Second, the story builds the bridge between the hook and the offer. The viewer's problem (established in the hook) meets your experience (told in the story) and the product emerges as the natural outcome. Not as a pitch. As a conclusion.

Graziosi recommends keeping the story under three minutes in a video. Long enough to build trust. Short enough that nobody clicks away.

Step Three: Close

The close does not focus on features. It focuses on how the customer will feel after they have the product.

"Imagine opening your laptop tomorrow morning and knowing exactly what to do first." That is a close. It paints a picture of the after state — the relief, the clarity, the confidence. Features tell the brain what to think. Feelings tell the brain what to want.

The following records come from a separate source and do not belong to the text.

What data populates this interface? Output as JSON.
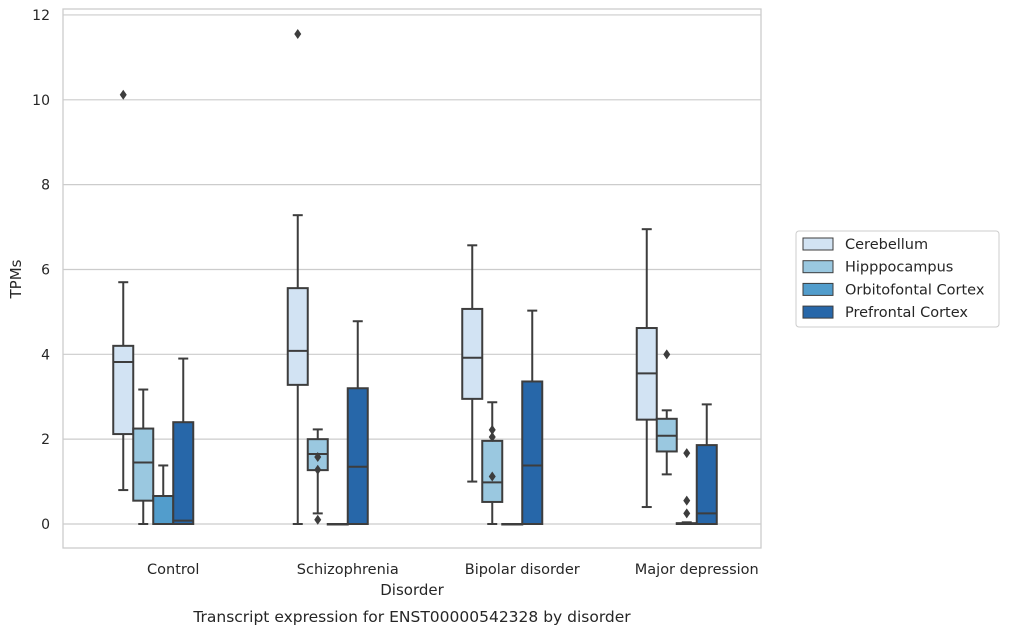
{
  "chart_data": {
    "type": "boxplot",
    "xlabel": "Disorder",
    "ylabel": "TPMs",
    "caption": "Transcript expression for ENST00000542328 by disorder",
    "categories": [
      "Control",
      "Schizophrenia",
      "Bipolar disorder",
      "Major depression"
    ],
    "ylim": [
      -0.55,
      12.2
    ],
    "yticks": [
      0,
      2,
      4,
      6,
      8,
      10,
      12
    ],
    "grid": true,
    "legend_position": "right",
    "series": [
      {
        "name": "Cerebellum",
        "color": "#d2e3f3",
        "boxes": [
          {
            "whislo": 0.8,
            "q1": 2.12,
            "med": 3.82,
            "q3": 4.2,
            "whishi": 5.7,
            "fliers": [
              10.12
            ]
          },
          {
            "whislo": 0.0,
            "q1": 3.28,
            "med": 4.08,
            "q3": 5.56,
            "whishi": 7.28,
            "fliers": [
              11.55
            ]
          },
          {
            "whislo": 1.0,
            "q1": 2.95,
            "med": 3.92,
            "q3": 5.07,
            "whishi": 6.57,
            "fliers": []
          },
          {
            "whislo": 0.4,
            "q1": 2.46,
            "med": 3.55,
            "q3": 4.62,
            "whishi": 6.95,
            "fliers": []
          }
        ]
      },
      {
        "name": "Hipppocampus",
        "color": "#9ac8e0",
        "boxes": [
          {
            "whislo": 0.0,
            "q1": 0.55,
            "med": 1.45,
            "q3": 2.25,
            "whishi": 3.17,
            "fliers": []
          },
          {
            "whislo": 0.25,
            "q1": 1.27,
            "med": 1.65,
            "q3": 2.0,
            "whishi": 2.23,
            "fliers": [
              0.1,
              1.28,
              1.58
            ]
          },
          {
            "whislo": 0.0,
            "q1": 0.52,
            "med": 0.98,
            "q3": 1.96,
            "whishi": 2.87,
            "fliers": [
              1.12,
              2.05,
              2.22
            ]
          },
          {
            "whislo": 1.17,
            "q1": 1.71,
            "med": 2.08,
            "q3": 2.48,
            "whishi": 2.68,
            "fliers": [
              4.0
            ]
          }
        ]
      },
      {
        "name": "Orbitofontal Cortex",
        "color": "#529dcc",
        "boxes": [
          {
            "whislo": 0.0,
            "q1": 0.0,
            "med": 0.0,
            "q3": 0.66,
            "whishi": 1.38,
            "fliers": []
          },
          {
            "whislo": 0.0,
            "q1": 0.0,
            "med": 0.0,
            "q3": 0.0,
            "whishi": 0.0,
            "fliers": []
          },
          {
            "whislo": 0.0,
            "q1": 0.0,
            "med": 0.0,
            "q3": 0.0,
            "whishi": 0.0,
            "fliers": []
          },
          {
            "whislo": 0.0,
            "q1": 0.0,
            "med": 0.0,
            "q3": 0.02,
            "whishi": 0.04,
            "fliers": [
              0.25,
              0.55,
              1.67
            ]
          }
        ]
      },
      {
        "name": "Prefrontal Cortex",
        "color": "#2767a9",
        "boxes": [
          {
            "whislo": 0.0,
            "q1": 0.0,
            "med": 0.08,
            "q3": 2.4,
            "whishi": 3.9,
            "fliers": []
          },
          {
            "whislo": 0.0,
            "q1": 0.0,
            "med": 1.35,
            "q3": 3.2,
            "whishi": 4.78,
            "fliers": []
          },
          {
            "whislo": 0.0,
            "q1": 0.0,
            "med": 1.38,
            "q3": 3.36,
            "whishi": 5.03,
            "fliers": []
          },
          {
            "whislo": 0.0,
            "q1": 0.0,
            "med": 0.25,
            "q3": 1.86,
            "whishi": 2.82,
            "fliers": []
          }
        ]
      }
    ]
  }
}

Graziosi adds one technique to the close that most marketers skip: he asks permission before transitioning to the offer. "Can I share something that helped me?" This small question changes the dynamic. The viewer is no longer being sold to. They are being invited. The psychological difference is significant.

Why Three Steps and Not Five or Seven

Graziosi has tested longer frameworks. They do not outperform the three-step version. The reason, he argues, is that human attention operates in threes: setup, development, resolution. Beginning, middle, end. Problem, journey, solution. Adding more steps does not add more persuasion. It adds more friction.

The next time you need to sell something — a product, a service, an idea — script a fifteen-minute video using this framework. Hook: show them you understand their problem. Story: tell them how you solved the same problem. Close: describe how they will feel when it is solved.

Eight hundred orders a day. Three steps. The formula is not a secret. The discipline to use it consistently is.